3. Does a specific month of movie release makes more profit?

In [None]:
# Adding column for month of release to the dataframe with dropped nan values

pd.options.mode.chained_assignment = None    # To silence SettingWithCopyWarning

import calendar
# Splitting the month of relase date column and adding a new column to data frame
plot_df.loc[:,'release_month'] = plot_df['release_date'].dt.month

# Encoding the months with calender month abbreviations
month_dict = dict(enumerate(calendar.month_abbr))
plot_df.loc[:,'release_month'] = plot_df['release_month'].map(month_dict)
plot_df.head()


In [None]:
# Box-plots for revenue by month
order_list = calendar.month_abbr # List of months in order

sns.boxplot(y='revenue', x = 'release_month', data=plot_df,order=order_list[1:13])
plt.xlabel('Month')
plt.ylabel('Revenue')
plt.title('Revenue vs Release month');

Months of May-July and Nov-December appear to have a larger spread of revenues compared to other months.
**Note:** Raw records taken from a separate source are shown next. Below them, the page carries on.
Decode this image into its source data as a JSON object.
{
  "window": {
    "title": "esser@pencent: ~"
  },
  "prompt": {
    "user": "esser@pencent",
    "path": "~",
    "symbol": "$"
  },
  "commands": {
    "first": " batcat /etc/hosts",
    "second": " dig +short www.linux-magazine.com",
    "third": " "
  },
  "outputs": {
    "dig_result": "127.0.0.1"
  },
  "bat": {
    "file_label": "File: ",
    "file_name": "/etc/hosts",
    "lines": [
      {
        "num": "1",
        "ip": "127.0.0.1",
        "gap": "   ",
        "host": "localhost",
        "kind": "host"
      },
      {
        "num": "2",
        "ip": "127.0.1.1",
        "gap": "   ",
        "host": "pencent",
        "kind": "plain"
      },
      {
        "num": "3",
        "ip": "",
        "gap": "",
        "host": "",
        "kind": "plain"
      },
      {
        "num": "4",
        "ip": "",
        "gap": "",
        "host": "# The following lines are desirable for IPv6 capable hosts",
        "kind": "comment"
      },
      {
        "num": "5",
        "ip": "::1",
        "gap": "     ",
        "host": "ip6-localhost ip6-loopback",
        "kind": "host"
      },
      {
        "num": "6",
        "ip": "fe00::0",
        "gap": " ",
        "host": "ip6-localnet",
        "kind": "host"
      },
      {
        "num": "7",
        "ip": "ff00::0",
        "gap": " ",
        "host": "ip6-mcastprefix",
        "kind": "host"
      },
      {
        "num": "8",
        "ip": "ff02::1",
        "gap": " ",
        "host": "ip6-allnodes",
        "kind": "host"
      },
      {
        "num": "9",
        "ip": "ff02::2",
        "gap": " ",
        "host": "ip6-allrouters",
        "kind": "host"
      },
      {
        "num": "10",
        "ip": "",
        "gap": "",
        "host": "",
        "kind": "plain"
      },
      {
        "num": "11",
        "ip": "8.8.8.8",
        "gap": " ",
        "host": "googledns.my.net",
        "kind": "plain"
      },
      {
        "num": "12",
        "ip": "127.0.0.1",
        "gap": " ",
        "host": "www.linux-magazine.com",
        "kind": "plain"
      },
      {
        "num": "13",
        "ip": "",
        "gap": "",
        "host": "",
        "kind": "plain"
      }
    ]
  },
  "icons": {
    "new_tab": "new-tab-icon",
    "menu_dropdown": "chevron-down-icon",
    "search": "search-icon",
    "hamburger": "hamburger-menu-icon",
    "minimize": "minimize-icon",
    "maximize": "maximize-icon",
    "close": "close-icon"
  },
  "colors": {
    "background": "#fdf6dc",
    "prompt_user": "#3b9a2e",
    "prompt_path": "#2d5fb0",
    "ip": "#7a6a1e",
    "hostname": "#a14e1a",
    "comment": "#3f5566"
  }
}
This could be larger release of movies coinciding with school holidays/festive periods.

4. Are certain genres more revenue generating?

In [None]:
# Box-plots for revenue by genre
# Adding a horizontal line for mean revenue value

# Calculating mean for revenue 
rev_mean = plot_df['revenue'].mean()

sns.boxplot(y='revenue', x = 'genre', data=plot_df).axhline(rev_mean, color='red', alpha=0.6) 
plt.xlabel('Genre')
plt.ylabel('Revenue')
plt.title('Revenue vs Genre')
plt.xticks(rotation=45,ha='right');     # To rotate x-axis ticks  

Adventure and Animation genres have above average revenues. Fantasy, Science Fiction and Family genres have near average revenues with Family having a broader range of revenue values. Months of May-July and Nov-December appear to be associated with higher average revenues. This could be larger release of movies coinciding with school holidays/festive periods. The outliers are likely the high revenue movies within each genre.

<a id='conclusions'></a>
## Conclusions

From the above analysis it appears that it may not be a single factor but a mixture of the chosen columns in leading actor, director, budget, time of release and genre that may lead to more successful movies in terms of their revenue. There is limited exploration undertaken for the above excercise and the analysis does not imply any statistical conclusions.